I'm not a DAC expert, so feel free to educate me as needed here. But in my mind, the two main functions of a standalone DAC are to 1) Convert a digital signal to an analog one that best matches the original source (duh), and then 2) output an amplified signal with as little noise and distortion as possible.
I've bought a few expensive DACs, and given that the cheap stuff is already measuring really well on point (2), I've attributed the improved performance to the actual DA conversion -- Holo/Chord/Rockna/et al are giving me a fundamentally better analog signal out of the digital input because they're using their own technology to do the conversion.

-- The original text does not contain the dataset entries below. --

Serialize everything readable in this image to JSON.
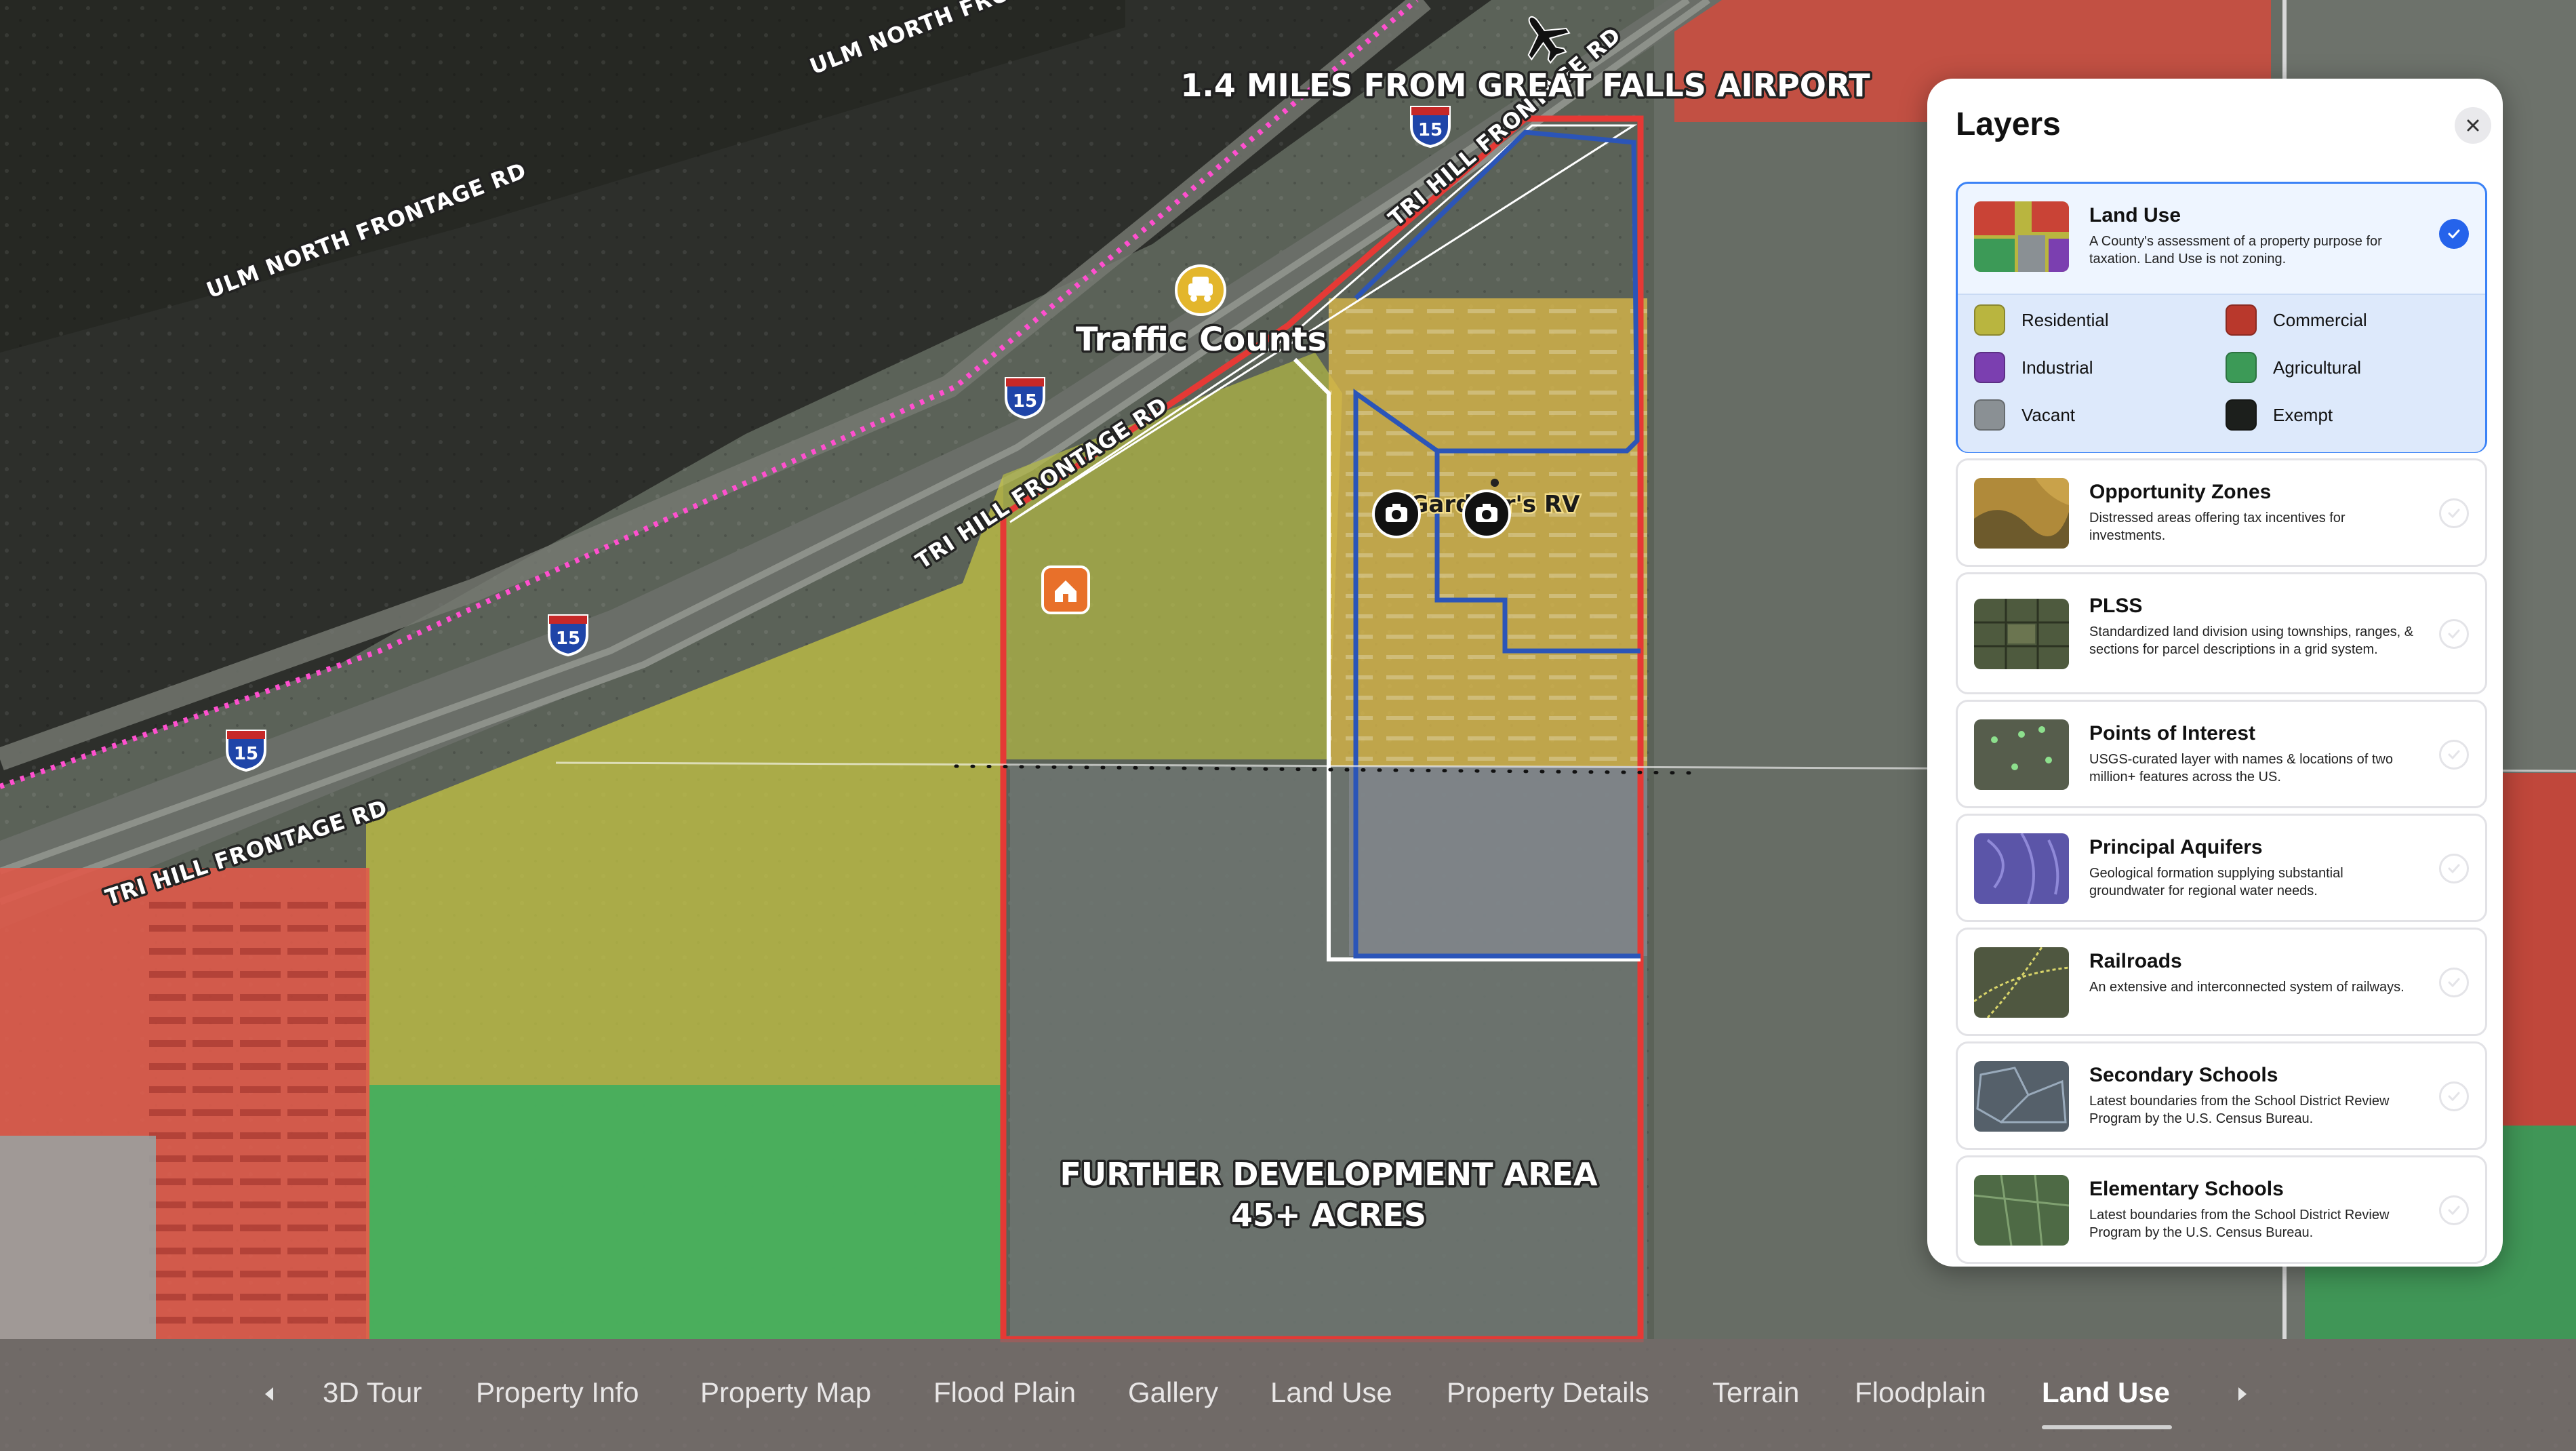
{
  "map": {
    "callouts": {
      "airport": "1.4 MILES FROM GREAT FALLS AIRPORT",
      "traffic": "Traffic Counts",
      "business": "Gardner's RV",
      "development_line1": "FURTHER DEVELOPMENT AREA",
      "development_line2": "45+ ACRES"
    },
    "roads": {
      "ulm_top": "ULM NORTH FRONTAGE RD",
      "ulm_left": "ULM NORTH FRONTAGE RD",
      "tri_hill_top": "TRI HILL FRONTAGE RD",
      "tri_hill_mid": "TRI HILL FRONTAGE RD",
      "tri_hill_bottom": "TRI HILL FRONTAGE RD"
    },
    "highway_shield": "15",
    "colors": {
      "commercial": "#e05a4a",
      "residential": "#c8c74a",
      "agricultural": "#3fae5e",
      "parcel_outline": "#e53935",
      "inner_outline": "#2b55b8",
      "boundary_dotted": "#ff4fcf"
    }
  },
  "layers": {
    "title": "Layers",
    "close_icon": "close-icon",
    "items": [
      {
        "name": "Land Use",
        "description": "A County's assessment of a property purpose for taxation. Land Use is not zoning.",
        "selected": true
      },
      {
        "name": "Opportunity Zones",
        "description": "Distressed areas offering tax incentives for investments.",
        "selected": false
      },
      {
        "name": "PLSS",
        "description": "Standardized land division using townships, ranges, & sections for parcel descriptions in a grid system.",
        "selected": false
      },
      {
        "name": "Points of Interest",
        "description": "USGS-curated layer with names & locations of two million+ features across the US.",
        "selected": false
      },
      {
        "name": "Principal Aquifers",
        "description": "Geological formation supplying substantial groundwater for regional water needs.",
        "selected": false
      },
      {
        "name": "Railroads",
        "description": "An extensive and interconnected system of railways.",
        "selected": false
      },
      {
        "name": "Secondary Schools",
        "description": "Latest boundaries from the School District Review Program by the U.S. Census Bureau.",
        "selected": false
      },
      {
        "name": "Elementary Schools",
        "description": "Latest boundaries from the School District Review Program by the U.S. Census Bureau.",
        "selected": false
      }
    ],
    "legend": [
      {
        "label": "Residential",
        "color": "#b9b53f"
      },
      {
        "label": "Commercial",
        "color": "#b9382c"
      },
      {
        "label": "Industrial",
        "color": "#7b3fb0"
      },
      {
        "label": "Agricultural",
        "color": "#3c9a57"
      },
      {
        "label": "Vacant",
        "color": "#8a9094"
      },
      {
        "label": "Exempt",
        "color": "#1c1f1c"
      }
    ]
  },
  "nav": {
    "items": [
      "3D Tour",
      "Property Info",
      "Property Map",
      "Flood Plain",
      "Gallery",
      "Land Use",
      "Property Details",
      "Terrain",
      "Floodplain",
      "Land Use"
    ],
    "active_index": 9
  }
}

SMSL and Topping do a fine job and measure as good or better on noise and distortion, but they're never going to get to Holo levels of performance as long as they're using those ESS chips.

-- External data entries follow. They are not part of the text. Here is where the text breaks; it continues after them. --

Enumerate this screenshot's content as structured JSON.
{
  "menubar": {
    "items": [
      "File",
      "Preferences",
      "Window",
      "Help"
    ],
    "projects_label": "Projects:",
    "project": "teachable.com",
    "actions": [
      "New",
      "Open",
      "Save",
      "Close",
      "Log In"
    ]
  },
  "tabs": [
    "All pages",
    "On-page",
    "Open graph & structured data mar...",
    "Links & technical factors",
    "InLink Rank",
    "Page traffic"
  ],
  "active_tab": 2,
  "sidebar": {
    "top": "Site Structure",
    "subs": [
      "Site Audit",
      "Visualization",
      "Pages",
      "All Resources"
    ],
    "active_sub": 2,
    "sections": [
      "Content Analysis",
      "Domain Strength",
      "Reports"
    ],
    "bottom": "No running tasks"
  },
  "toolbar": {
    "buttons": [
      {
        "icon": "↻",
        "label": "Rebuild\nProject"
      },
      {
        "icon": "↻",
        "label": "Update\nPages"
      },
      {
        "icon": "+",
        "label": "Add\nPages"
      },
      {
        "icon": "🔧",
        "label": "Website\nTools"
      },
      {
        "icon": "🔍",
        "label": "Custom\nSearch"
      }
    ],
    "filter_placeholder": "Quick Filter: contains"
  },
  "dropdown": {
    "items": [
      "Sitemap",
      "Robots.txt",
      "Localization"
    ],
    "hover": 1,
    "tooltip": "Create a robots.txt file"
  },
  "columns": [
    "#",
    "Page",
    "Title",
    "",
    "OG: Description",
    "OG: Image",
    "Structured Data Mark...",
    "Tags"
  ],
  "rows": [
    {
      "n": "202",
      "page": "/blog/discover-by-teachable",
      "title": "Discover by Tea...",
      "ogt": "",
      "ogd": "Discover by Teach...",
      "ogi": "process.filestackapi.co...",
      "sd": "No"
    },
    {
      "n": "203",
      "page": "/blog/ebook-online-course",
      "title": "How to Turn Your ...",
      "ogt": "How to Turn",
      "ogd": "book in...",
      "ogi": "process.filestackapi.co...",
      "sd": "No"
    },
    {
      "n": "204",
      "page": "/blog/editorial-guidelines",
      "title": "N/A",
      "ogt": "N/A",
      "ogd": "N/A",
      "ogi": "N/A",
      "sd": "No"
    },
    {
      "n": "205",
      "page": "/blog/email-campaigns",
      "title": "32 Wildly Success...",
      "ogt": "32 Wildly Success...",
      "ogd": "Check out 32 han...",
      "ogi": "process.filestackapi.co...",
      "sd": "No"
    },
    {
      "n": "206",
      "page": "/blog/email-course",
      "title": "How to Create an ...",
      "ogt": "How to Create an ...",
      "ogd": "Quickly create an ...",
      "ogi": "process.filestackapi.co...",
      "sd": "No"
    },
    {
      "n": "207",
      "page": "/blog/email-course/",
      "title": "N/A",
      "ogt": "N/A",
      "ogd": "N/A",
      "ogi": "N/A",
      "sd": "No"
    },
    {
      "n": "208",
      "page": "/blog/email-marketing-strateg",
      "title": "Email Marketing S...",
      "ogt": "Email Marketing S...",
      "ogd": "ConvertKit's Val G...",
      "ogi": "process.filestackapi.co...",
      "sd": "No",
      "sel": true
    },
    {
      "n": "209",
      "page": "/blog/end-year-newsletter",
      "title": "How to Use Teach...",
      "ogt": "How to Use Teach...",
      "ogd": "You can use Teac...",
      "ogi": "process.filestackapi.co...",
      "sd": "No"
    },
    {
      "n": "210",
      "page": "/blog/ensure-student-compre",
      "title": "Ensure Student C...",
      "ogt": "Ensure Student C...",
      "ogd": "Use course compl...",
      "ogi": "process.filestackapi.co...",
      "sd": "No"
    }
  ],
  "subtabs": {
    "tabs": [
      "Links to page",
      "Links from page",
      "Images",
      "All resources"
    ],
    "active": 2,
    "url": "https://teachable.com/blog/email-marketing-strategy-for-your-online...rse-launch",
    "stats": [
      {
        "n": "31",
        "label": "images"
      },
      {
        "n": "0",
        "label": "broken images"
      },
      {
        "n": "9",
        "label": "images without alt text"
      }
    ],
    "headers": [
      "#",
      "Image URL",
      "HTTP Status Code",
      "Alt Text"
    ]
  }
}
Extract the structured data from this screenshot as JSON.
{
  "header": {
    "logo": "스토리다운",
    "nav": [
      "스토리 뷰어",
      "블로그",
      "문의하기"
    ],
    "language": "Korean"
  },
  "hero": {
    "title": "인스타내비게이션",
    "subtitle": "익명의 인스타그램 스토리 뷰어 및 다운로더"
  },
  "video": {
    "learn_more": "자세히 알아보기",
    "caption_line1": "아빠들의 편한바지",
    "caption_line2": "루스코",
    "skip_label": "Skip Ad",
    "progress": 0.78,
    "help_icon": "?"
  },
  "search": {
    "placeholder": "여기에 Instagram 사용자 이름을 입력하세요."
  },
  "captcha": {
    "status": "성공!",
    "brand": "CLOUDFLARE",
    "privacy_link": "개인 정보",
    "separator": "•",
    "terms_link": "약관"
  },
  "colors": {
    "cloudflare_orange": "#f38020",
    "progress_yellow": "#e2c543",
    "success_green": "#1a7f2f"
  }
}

Now, if the Wandla ends up sounding as good or better than the Holo/Chord/Rockna/etc products at the same price range, I'm going to have a problem because one or both of the following has to be true:
A. The primary digital to analog conversion step is NOT improved by using all the fancy R2R and FPGA technology in lieu of a cheap ESS chip. Rob Watts is wrong, Jeff Zhu is wrong, we've been pouring money into snake oil all this time and ASR is right to be pointing and laughing at us.

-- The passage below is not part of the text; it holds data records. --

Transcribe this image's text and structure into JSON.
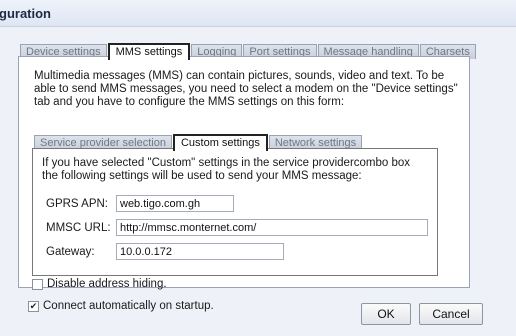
{
  "window": {
    "title": "guration"
  },
  "main_tabs": [
    {
      "label": "Device settings",
      "active": false
    },
    {
      "label": "MMS settings",
      "active": true
    },
    {
      "label": "Logging",
      "active": false
    },
    {
      "label": "Port settings",
      "active": false
    },
    {
      "label": "Message handling",
      "active": false
    },
    {
      "label": "Charsets",
      "active": false
    }
  ],
  "mms": {
    "description": [
      "Multimedia messages (MMS) can contain pictures, sounds, video and text. To be",
      "able to send MMS messages, you need to select a modem on the \"Device settings\"",
      "tab and you have to configure the MMS settings on this form:"
    ]
  },
  "sub_tabs": [
    {
      "label": "Service provider selection",
      "active": false
    },
    {
      "label": "Custom settings",
      "active": true
    },
    {
      "label": "Network settings",
      "active": false
    }
  ],
  "custom": {
    "description": [
      "If you have selected \"Custom\" settings in the service providercombo box",
      "the following settings will be used to send your MMS message:"
    ],
    "gprs_apn": {
      "label": "GPRS APN:",
      "value": "web.tigo.com.gh"
    },
    "mmsc_url": {
      "label": "MMSC URL:",
      "value": "http://mmsc.monternet.com/"
    },
    "gateway": {
      "label": "Gateway:",
      "value": "10.0.0.172"
    }
  },
  "options": {
    "disable_address_hiding": {
      "label": "Disable address hiding.",
      "checked": false
    },
    "connect_on_startup": {
      "label": "Connect automatically on startup.",
      "checked": true
    }
  },
  "buttons": {
    "ok": "OK",
    "cancel": "Cancel"
  }
}
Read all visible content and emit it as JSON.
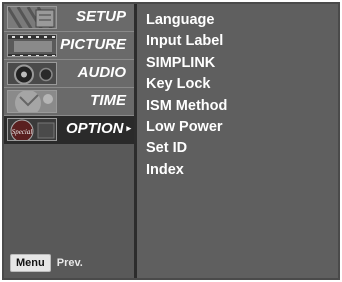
{
  "menu": [
    {
      "label": "SETUP",
      "icon": "setup-thumbnail-icon",
      "selected": false
    },
    {
      "label": "PICTURE",
      "icon": "picture-thumbnail-icon",
      "selected": false
    },
    {
      "label": "AUDIO",
      "icon": "audio-thumbnail-icon",
      "selected": false
    },
    {
      "label": "TIME",
      "icon": "time-thumbnail-icon",
      "selected": false
    },
    {
      "label": "OPTION",
      "icon": "special-thumbnail-icon",
      "selected": true
    }
  ],
  "selected_arrow": "▸",
  "options": [
    "Language",
    "Input Label",
    "SIMPLINK",
    "Key Lock",
    "ISM Method",
    "Low Power",
    "Set ID",
    "Index"
  ],
  "footer": {
    "key": "Menu",
    "label": "Prev."
  },
  "thumbnail_stamp_text": "Special",
  "colors": {
    "panel": "#5f5f5f",
    "selected": "#2a2a2a",
    "text": "#ffffff"
  }
}
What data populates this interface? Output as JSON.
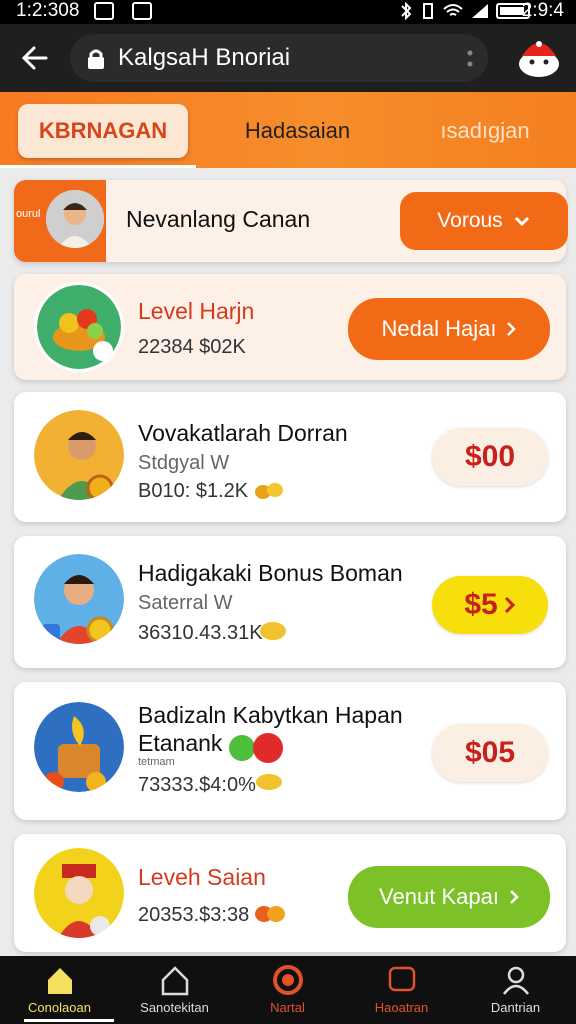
{
  "status_bar": {
    "time_left": "1:2:308",
    "time_right": "2:9:4"
  },
  "app_bar": {
    "title": "KalgsaH Bnoriai"
  },
  "tabs": [
    {
      "label": "KBRNAGAN"
    },
    {
      "label": "Hadasaian"
    },
    {
      "label": "ısadıgjan"
    }
  ],
  "profile": {
    "strip_text": "ourul",
    "name": "Nevanlang Canan",
    "button_label": "Vorous"
  },
  "level_card": {
    "title": "Level Harjn",
    "subtitle": "22384 $02K",
    "button_label": "Nedal Hajaı"
  },
  "offers": [
    {
      "title": "Vovakatlarah Dorran",
      "subtitle": "Stdgyal W",
      "meta": "B010: $1.2K",
      "price": "$00"
    },
    {
      "title": "Hadigakaki Bonus Boman",
      "subtitle": "Saterral W",
      "meta": "36310.43.31K",
      "price": "$5"
    },
    {
      "title": "Badizaln Kabytkan Hapan",
      "title2": "Etanank",
      "subtitle": "tetmam",
      "meta": "73333.$4:0%",
      "price": "$05"
    }
  ],
  "bottom_card": {
    "title": "Leveh Saian",
    "meta": "20353.$3:38",
    "button_label": "Venut Kapaı"
  },
  "bottom_nav": [
    {
      "label": "Conolaoan"
    },
    {
      "label": "Sanotekitan"
    },
    {
      "label": "Nartal"
    },
    {
      "label": "Haoatran"
    },
    {
      "label": "Dantrian"
    }
  ],
  "colors": {
    "accent_orange": "#f26a16",
    "price_red": "#c8201a",
    "yellow_button": "#f7df0c",
    "green_button": "#7cc128"
  }
}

B. The amplification section is dramatically more important than the DAC step and that improved performance isn't measurable by distortion, noise, etc.
If (A) is true, then the whole high end DAC game is a farce. I know there are lots of people that believe that, but I'm not one of them. I'm actually not aware of any high-end standalone DAC that uses ESS chips (the Benchmark DAC3 is maybe the highest-end I can think of and still comes in at half the price we're looking at here?), but I'll take your word for it that they're out there. And if (B) is true, then it's awfully weird for Ferrum to not include the high-performance power supply given that it would be foundational to the performance of the unit -- you wouldn't even want to give people the OPTION of using a $2800 DAC that couldn't really get that right.
So anyway that's why I'm confused about this product. If it turns out to be really good then it turns the whole "high end DAC" thing upside down for me and I'll have to re-evaluate how I think about these things.